Захарий садился, но говорить продолжал, досрочно расходуя духовную энергию, так как остальной день он неподкупно молчал.
— Скучно, Марфа! Грусть и жуть дерет меня — по-бычиному! Никакой я прохлады в жизни своей не встречаю!
— А чего ж делать-то, Захарий! — отвечала Марфа. — Хлеб-соль есть, и слава богу! Каждый день чай пьем, живем как люди, я тебе жена, чего ж еще тебе надобно-то, ай ты молодой, што ль?

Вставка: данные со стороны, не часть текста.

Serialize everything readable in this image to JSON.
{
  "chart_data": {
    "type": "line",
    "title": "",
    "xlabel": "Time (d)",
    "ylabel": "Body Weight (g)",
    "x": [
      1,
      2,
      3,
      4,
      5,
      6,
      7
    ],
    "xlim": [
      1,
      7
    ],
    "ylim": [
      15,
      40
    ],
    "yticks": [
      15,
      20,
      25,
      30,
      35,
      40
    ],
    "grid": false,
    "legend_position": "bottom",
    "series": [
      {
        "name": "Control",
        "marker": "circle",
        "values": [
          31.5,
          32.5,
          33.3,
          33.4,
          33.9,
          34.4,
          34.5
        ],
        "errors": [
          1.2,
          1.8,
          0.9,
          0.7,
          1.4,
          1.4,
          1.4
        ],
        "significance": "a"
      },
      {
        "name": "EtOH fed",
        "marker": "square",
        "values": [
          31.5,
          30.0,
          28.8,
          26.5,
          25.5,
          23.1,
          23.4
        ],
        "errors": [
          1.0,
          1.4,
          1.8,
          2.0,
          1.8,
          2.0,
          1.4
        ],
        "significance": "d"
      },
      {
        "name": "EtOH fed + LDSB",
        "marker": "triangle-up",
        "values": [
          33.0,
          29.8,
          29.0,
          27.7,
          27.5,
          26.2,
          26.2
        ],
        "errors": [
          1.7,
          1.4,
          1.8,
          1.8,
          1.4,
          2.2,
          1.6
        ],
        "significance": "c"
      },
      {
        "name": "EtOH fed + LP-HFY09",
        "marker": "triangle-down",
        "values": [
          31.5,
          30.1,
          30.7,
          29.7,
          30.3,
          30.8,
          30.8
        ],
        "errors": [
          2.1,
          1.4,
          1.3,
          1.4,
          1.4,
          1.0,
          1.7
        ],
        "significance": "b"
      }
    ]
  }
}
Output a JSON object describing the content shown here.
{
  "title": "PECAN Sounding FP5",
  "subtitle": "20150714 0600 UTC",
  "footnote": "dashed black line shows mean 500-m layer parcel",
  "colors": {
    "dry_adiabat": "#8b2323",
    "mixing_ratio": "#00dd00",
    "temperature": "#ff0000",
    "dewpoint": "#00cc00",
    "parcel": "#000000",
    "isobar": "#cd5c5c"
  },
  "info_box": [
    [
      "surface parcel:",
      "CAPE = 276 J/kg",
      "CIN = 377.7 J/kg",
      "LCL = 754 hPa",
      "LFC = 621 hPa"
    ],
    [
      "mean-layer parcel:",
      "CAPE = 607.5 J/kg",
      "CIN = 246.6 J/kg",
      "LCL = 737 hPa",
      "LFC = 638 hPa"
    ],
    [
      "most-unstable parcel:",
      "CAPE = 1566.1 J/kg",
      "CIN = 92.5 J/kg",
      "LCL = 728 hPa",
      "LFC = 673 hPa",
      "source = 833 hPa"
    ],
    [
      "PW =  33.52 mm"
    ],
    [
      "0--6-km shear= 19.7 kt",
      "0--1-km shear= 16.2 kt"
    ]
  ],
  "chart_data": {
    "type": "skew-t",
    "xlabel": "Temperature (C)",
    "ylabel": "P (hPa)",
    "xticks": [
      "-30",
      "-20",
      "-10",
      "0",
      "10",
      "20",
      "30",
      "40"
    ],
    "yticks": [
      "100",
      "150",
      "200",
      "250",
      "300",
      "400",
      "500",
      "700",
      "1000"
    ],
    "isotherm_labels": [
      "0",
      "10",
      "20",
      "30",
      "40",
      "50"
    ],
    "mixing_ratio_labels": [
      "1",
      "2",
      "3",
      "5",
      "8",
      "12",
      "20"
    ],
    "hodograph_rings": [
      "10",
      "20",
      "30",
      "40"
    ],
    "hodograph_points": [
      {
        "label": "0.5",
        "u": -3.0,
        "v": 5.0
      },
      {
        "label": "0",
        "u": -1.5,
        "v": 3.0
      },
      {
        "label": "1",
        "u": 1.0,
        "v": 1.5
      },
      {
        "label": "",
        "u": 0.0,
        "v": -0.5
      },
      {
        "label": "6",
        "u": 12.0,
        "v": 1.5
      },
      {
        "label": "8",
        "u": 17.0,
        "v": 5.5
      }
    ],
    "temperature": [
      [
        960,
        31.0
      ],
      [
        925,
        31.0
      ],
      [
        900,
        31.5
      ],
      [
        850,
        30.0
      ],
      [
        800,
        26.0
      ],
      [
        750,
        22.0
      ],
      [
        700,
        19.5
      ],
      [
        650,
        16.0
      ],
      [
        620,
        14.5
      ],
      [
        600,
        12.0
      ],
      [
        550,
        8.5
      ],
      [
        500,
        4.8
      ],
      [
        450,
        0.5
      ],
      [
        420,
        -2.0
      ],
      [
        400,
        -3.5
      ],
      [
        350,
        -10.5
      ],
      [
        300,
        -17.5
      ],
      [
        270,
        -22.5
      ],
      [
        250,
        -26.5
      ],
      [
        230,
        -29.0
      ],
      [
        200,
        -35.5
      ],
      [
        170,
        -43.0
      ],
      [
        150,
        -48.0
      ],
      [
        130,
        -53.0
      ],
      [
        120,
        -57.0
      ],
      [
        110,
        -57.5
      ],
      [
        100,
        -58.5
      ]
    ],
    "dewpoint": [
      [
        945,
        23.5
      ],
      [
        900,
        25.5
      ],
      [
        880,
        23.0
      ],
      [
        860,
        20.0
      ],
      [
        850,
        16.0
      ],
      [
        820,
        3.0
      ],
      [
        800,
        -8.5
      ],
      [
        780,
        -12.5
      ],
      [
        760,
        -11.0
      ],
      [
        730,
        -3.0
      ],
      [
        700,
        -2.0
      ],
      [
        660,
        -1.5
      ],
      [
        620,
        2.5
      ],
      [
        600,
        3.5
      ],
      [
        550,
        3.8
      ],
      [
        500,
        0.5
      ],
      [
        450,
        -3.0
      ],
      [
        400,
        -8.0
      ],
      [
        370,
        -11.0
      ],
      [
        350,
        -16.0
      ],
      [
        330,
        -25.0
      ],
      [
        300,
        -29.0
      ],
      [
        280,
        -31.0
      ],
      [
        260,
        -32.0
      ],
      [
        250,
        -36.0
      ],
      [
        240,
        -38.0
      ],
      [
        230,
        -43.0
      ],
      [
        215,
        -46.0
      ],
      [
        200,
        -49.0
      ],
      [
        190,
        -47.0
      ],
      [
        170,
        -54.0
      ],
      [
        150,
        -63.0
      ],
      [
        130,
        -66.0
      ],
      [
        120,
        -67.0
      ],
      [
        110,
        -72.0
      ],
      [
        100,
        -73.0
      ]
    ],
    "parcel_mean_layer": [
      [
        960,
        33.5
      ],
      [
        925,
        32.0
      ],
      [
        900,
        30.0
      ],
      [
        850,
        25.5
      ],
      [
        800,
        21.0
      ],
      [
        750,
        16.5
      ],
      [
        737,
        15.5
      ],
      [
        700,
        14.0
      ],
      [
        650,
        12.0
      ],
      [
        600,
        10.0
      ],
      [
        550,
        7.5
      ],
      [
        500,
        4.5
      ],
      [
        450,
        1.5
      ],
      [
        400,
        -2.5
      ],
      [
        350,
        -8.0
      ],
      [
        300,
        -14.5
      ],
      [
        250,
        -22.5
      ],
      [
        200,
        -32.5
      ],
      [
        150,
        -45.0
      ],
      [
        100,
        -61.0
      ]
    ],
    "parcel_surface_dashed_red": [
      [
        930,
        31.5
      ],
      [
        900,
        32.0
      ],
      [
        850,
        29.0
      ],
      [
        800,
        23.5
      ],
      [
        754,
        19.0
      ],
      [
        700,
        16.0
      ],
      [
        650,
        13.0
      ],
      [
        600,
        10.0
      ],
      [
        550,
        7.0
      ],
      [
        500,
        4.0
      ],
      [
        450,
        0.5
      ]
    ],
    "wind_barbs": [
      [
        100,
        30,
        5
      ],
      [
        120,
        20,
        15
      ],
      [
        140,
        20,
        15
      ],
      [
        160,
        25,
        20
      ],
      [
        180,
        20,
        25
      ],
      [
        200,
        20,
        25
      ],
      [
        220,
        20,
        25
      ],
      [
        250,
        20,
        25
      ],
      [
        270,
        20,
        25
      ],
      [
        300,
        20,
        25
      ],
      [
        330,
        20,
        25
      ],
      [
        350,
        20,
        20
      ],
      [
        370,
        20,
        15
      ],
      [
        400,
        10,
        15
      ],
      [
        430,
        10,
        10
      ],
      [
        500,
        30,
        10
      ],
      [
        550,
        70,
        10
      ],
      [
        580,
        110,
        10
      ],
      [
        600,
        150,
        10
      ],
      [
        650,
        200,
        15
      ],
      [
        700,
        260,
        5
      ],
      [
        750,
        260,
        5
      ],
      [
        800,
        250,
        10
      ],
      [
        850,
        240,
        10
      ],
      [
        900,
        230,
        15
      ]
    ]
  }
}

— И то, Марфа! Разум тебе даден, — со скукотой покойней! Пришла*Исправлено в машинописи на: привалила. Этот фрагмент не вошел в повесть. бы к нам радость — и деться с ней некуда! — испускал последний дух Захар и садился за работу, которой не вынес бы ни один зверь: столько она требовала мужества и терпения.
Шмаков постоянно латал свои сапоги у Захара, которым тот много удивлялся:
— Иван Федотыч, вашей обуже восьмой год идет — и как вы ее терпите? Когда их на фабрике сшили, с тех пор дети выросли и грамоте выучились, а многие померли из них, — а сапоги все живут!.. Кустарник лесом стал, революция прошла, может — и звезды какие потухли, — а сапоги все живут!.. Это непостижимо!..
Иван Федотович ему отвечал:
— В этом и есть порядок, Захарий Палыч! Жизнь бесчинствует, а сапоги целы! В этом и находится чудо бережного разума человека!
— А по мне, — говорил Захар, — бесчинство благородней! А то на сапожном престоле так и будешь сидеть, как я!
Иван Федотович убеждал Захария Палыча не глядеть на жизнь такими чувствительными глазами и не скорбеть влекущей мыслью — на свете того не бывает, чем бы утешилось беспутное сердце человека. А что такое утешение, как не мещанство, опороченное Октябрьской революцией?
— Порядок — дело чинное, — говорил Захар. — Да уж дюже землю назлили, Иван Федотович! В порядок ее теперь добром не приведешь — опустошать надо, не иначе!
По уходе Ивана Федотовича, Захар Палыч втайне думал, что постная жизнь все же лучше благородного бесчинства, — и удовлетворительно глядел на свой порожний двор, ландшафт которого — плетень, а житель — курица.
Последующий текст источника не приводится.